Est-il trop tard ? Non, il reste encore de la place, du temps avant que tout soit verrouillé, mais cette question est dans toutes les têtes. Lors de la Fête de L’Humanité, nous avons réussi à faire entendre notre parole, et à donner de l’écho à cette interpellation que nous portons pour que se rassemblent les forces qui veulent une politique de gauche dans ce pays. Nous sommes entrés en résonance avec cette résignation terrible qui s’installe, pour la faire reculer. Les échos de cette offensive nous reviennent dans les échanges que nous avons. Mais cela n’est pas suffisant. Pour instable qu’elle soit, la situation n’a pas significativement bougé à ce stade. Cela n’est pas sans interroger.

Nous devons continuer à approfondir notre analyse de la situation politique pour éclairer le débat qui nous conduira jusqu’à notre Conférence nationale du 5 novembre. Cette conférence devra prendre des orientations pour l’élection présidentielle et les élections législatives et les soumettre aux communistes.

Tout d’abord, le danger est plus menaçant que jamais. Pendant que la droite se déchire en dressant l’inventaire des mesures les plus réactionnaires possibles, l’extrême droite se sent pousser des ailes et espère se trouver au rendez-vous d’une fenêtre historique. Marine Le Pen tente d’adopter une posture de rassemblement et occupe plus que jamais une place centrale dans les médias et dans le débat.
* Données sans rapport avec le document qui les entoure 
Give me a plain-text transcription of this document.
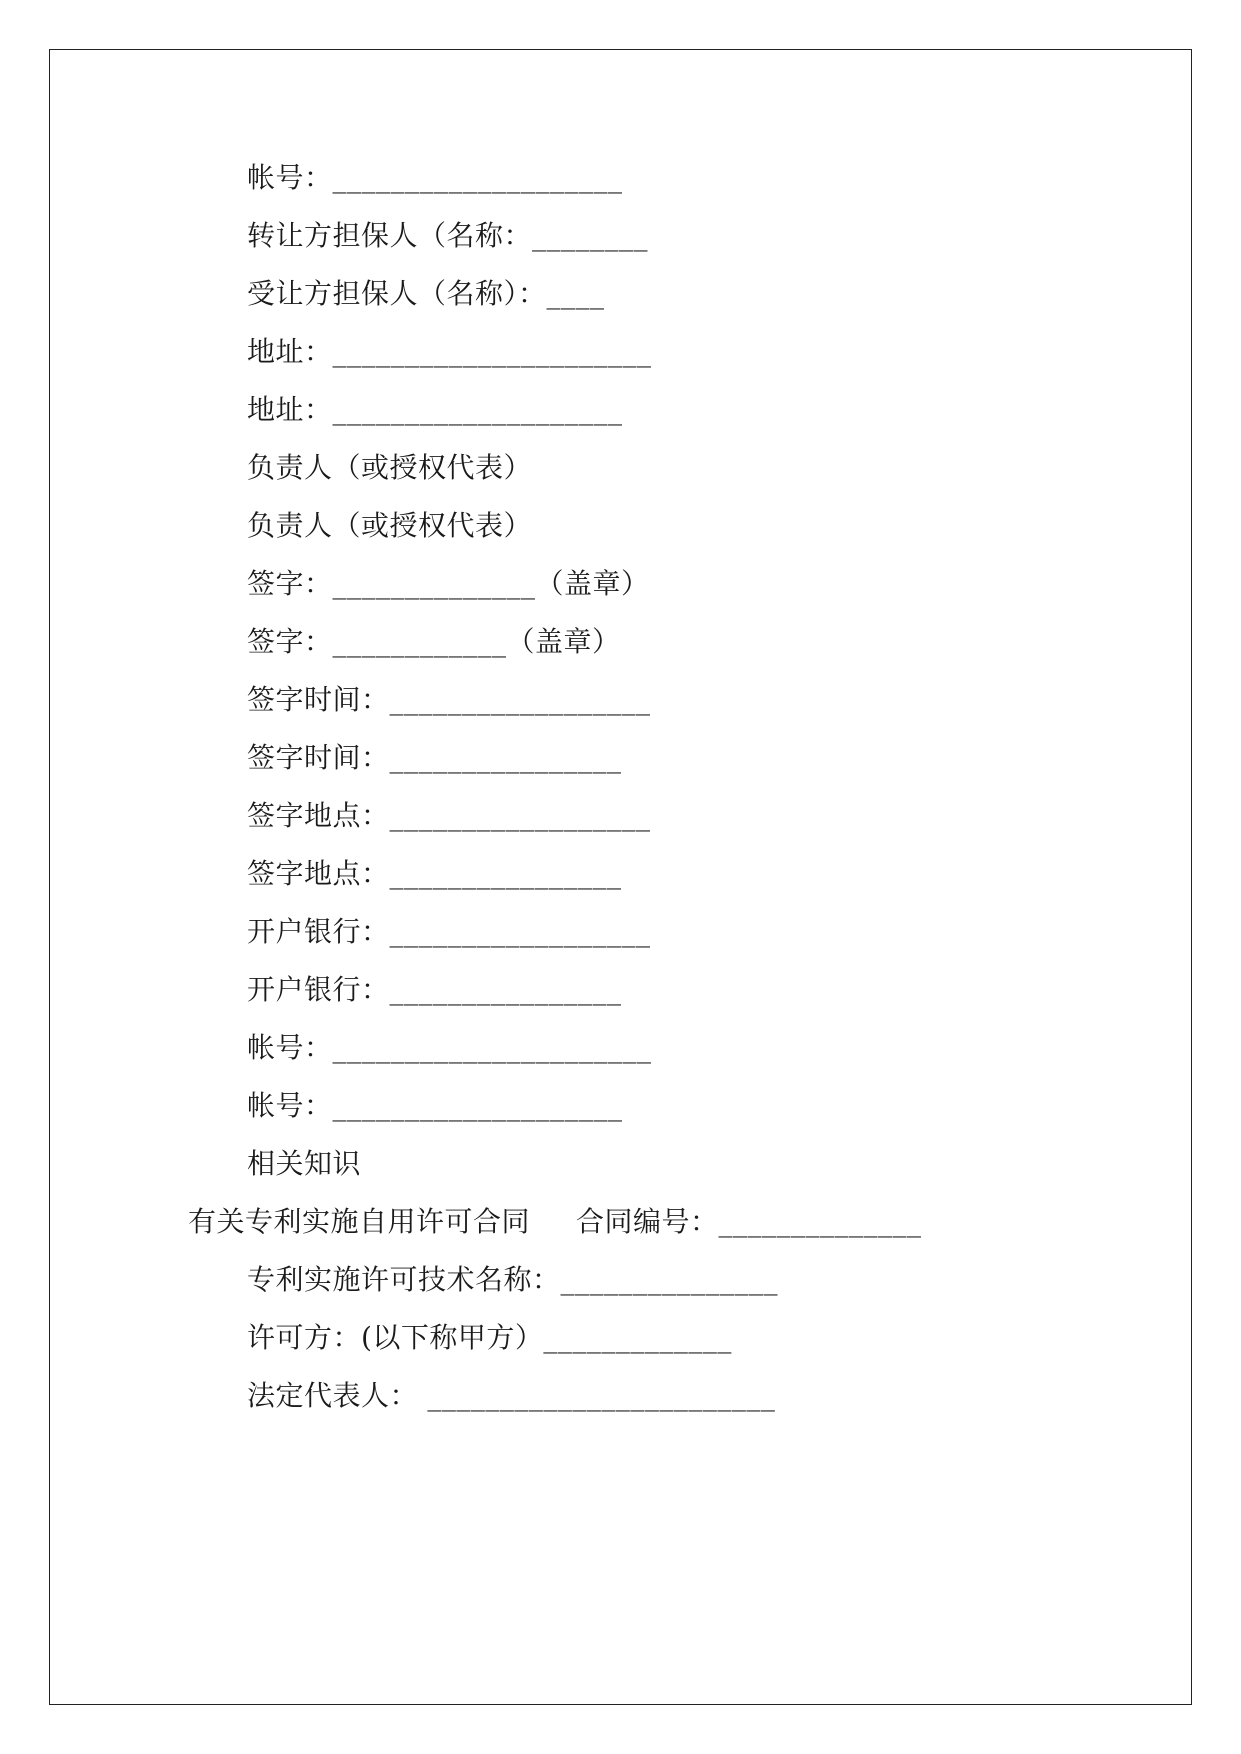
帐号：____________________
转让方担保人（名称：________
受让方担保人（名称）：____
地址：______________________
地址：____________________
负责人（或授权代表）
负责人（或授权代表）
签字：______________（盖章）
签字：____________（盖章）
签字时间：__________________
签字时间：________________
签字地点：__________________
签字地点：________________
开户银行：__________________
开户银行：________________
帐号：______________________
帐号：____________________
相关知识
有关专利实施自用许可合同 合同编号：______________
专利实施许可技术名称：_______________
许可方：(以下称甲方）_____________
法定代表人： ________________________
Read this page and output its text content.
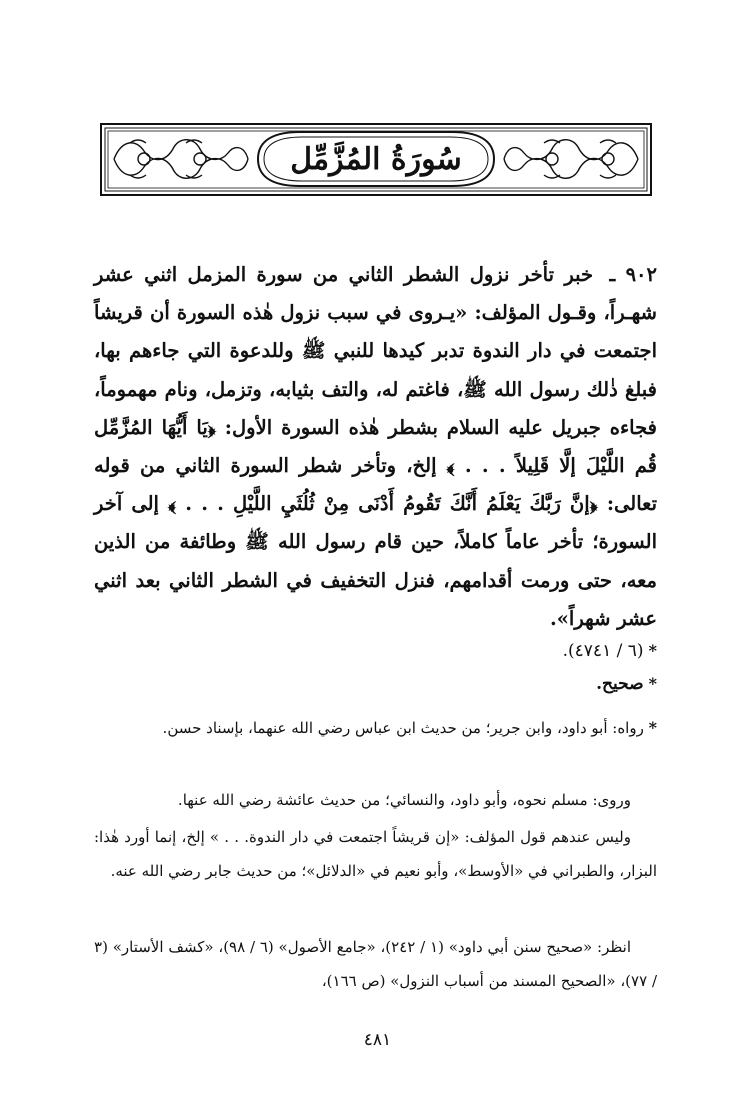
سُورَةُ المُزَّمِّل
٩٠٢ ـ خبر تأخر نزول الشطر الثاني من سورة المزمل اثني عشر شهـراً، وقـول المؤلف: «يـروى في سبب نزول هٰذه السورة أن قريشاً اجتمعت في دار الندوة تدبر كيدها للنبي ﷺ وللدعوة التي جاءهم بها، فبلغ ذٰلك رسول الله ﷺ، فاغتم له، والتف بثيابه، وتزمل، ونام مهموماً، فجاءه جبريل عليه السلام بشطر هٰذه السورة الأول: ﴿يَا أَيُّهَا المُزَّمِّل قُم اللَّيْلَ إلَّا قَلِيلاً . . . ﴾ إلخ، وتأخر شطر السورة الثاني من قوله تعالى: ﴿إنَّ رَبَّكَ يَعْلَمُ أَنَّكَ تَقُومُ أَدْنَى مِنْ ثُلُثَيِ اللَّيْلِ . . . ﴾ إلى آخر السورة؛ تأخر عاماً كاملاً، حين قام رسول الله ﷺ وطائفة من الذين معه، حتى ورمت أقدامهم، فنزل التخفيف في الشطر الثاني بعد اثني عشر شهراً».
* (٦ / ٤٧٤١).
* صحيح.
* رواه: أبو داود، وابن جرير؛ من حديث ابن عباس رضي الله عنهما، بإسناد حسن.
وروى: مسلم نحوه، وأبو داود، والنسائي؛ من حديث عائشة رضي الله عنها.
وليس عندهم قول المؤلف: «إن قريشاً اجتمعت في دار الندوة. . . » إلخ، إنما أورد هٰذا: البزار، والطبراني في «الأوسط»، وأبو نعيم في «الدلائل»؛ من حديث جابر رضي الله عنه.
انظر: «صحيح سنن أبي داود» (١ / ٢٤٢)، «جامع الأصول» (٦ / ٩٨)، «كشف الأستار» (٣ / ٧٧)، «الصحيح المسند من أسباب النزول» (ص ١٦٦)،
٤٨١
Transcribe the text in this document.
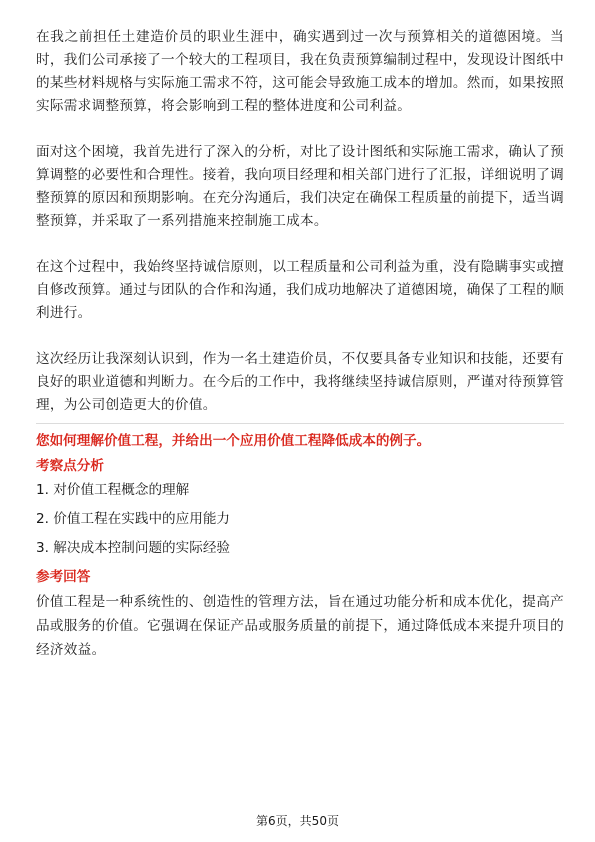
在我之前担任土建造价员的职业生涯中，确实遇到过一次与预算相关的道德困境。当时，我们公司承接了一个较大的工程项目，我在负责预算编制过程中，发现设计图纸中的某些材料规格与实际施工需求不符，这可能会导致施工成本的增加。然而，如果按照实际需求调整预算，将会影响到工程的整体进度和公司利益。

面对这个困境，我首先进行了深入的分析，对比了设计图纸和实际施工需求，确认了预算调整的必要性和合理性。接着，我向项目经理和相关部门进行了汇报，详细说明了调整预算的原因和预期影响。在充分沟通后，我们决定在确保工程质量的前提下，适当调整预算，并采取了一系列措施来控制施工成本。

在这个过程中，我始终坚持诚信原则，以工程质量和公司利益为重，没有隐瞒事实或擅自修改预算。通过与团队的合作和沟通，我们成功地解决了道德困境，确保了工程的顺利进行。

这次经历让我深刻认识到，作为一名土建造价员，不仅要具备专业知识和技能，还要有良好的职业道德和判断力。在今后的工作中，我将继续坚持诚信原则，严谨对待预算管理，为公司创造更大的价值。

您如何理解价值工程，并给出一个应用价值工程降低成本的例子。

考察点分析

1. 对价值工程概念的理解

2. 价值工程在实践中的应用能力

3. 解决成本控制问题的实际经验

参考回答

价值工程是一种系统性的、创造性的管理方法，旨在通过功能分析和成本优化，提高产品或服务的价值。它强调在保证产品或服务质量的前提下，通过降低成本来提升项目的经济效益。

第6页，共50页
Se sentant confortée par tous les Trump de la planète, elle se pose en « candidate du peuple », un peuple redessiné selon ses insupportables fantasmes, baptisé dans l’introuvable pureté du sang ancestral, fracturé, chosifié et assujetti. Cet impossible peuple n’est pas le peuple de France, ce n’est pas notre peuple. Ce n’est pas un miroir que le Front national tend à notre pays, c’est une photo retouchée et caviardée. Il faut s’attacher à démonter cette imposture. C’est en se présentant comme un abri face aux peurs, aux menaces et à toutes sortes d’intempéries réelles ou supposées, que l’extrême droite agglomère des victimes désunies qu’elle a contribué à isoler. Critiquant la fièvre identitaire et « l’idéologie de la séparation », l’historien Patrick Boucheron souligne avec nombre de ses confrères combien les peuples depuis l’antiquité n’ont jamais cessé d’être des constructions politiques, créées et recréées au fil des mouvements de l’histoire et des mélanges de l’humanité. Il s’efforce de « dire calmement que nous sommes plus nombreux à ne pas nous sentir menacés par la différence ». Le peuple dont il faut parler est une association d’hommes et de femmes libres, égaux, égales, consciente de son histoire et de sa diversité, rassemblée pour un projet commun. Le peuple dont il faut parler a vocation à devenir un sujet politique, qui s’émancipe lui-même. Il n’y a pas d’issue dans le populisme, dont le mécanisme inéluctable consiste à un asservissement consenti. C’est donc bien sur le terrain du projet, sur le terrain de l’avenir qu’il faut chercher, qu’il faut bâtir, qu’il faut construire un peuple de citoyennes et de citoyens actrices et acteurs de leur destin commun.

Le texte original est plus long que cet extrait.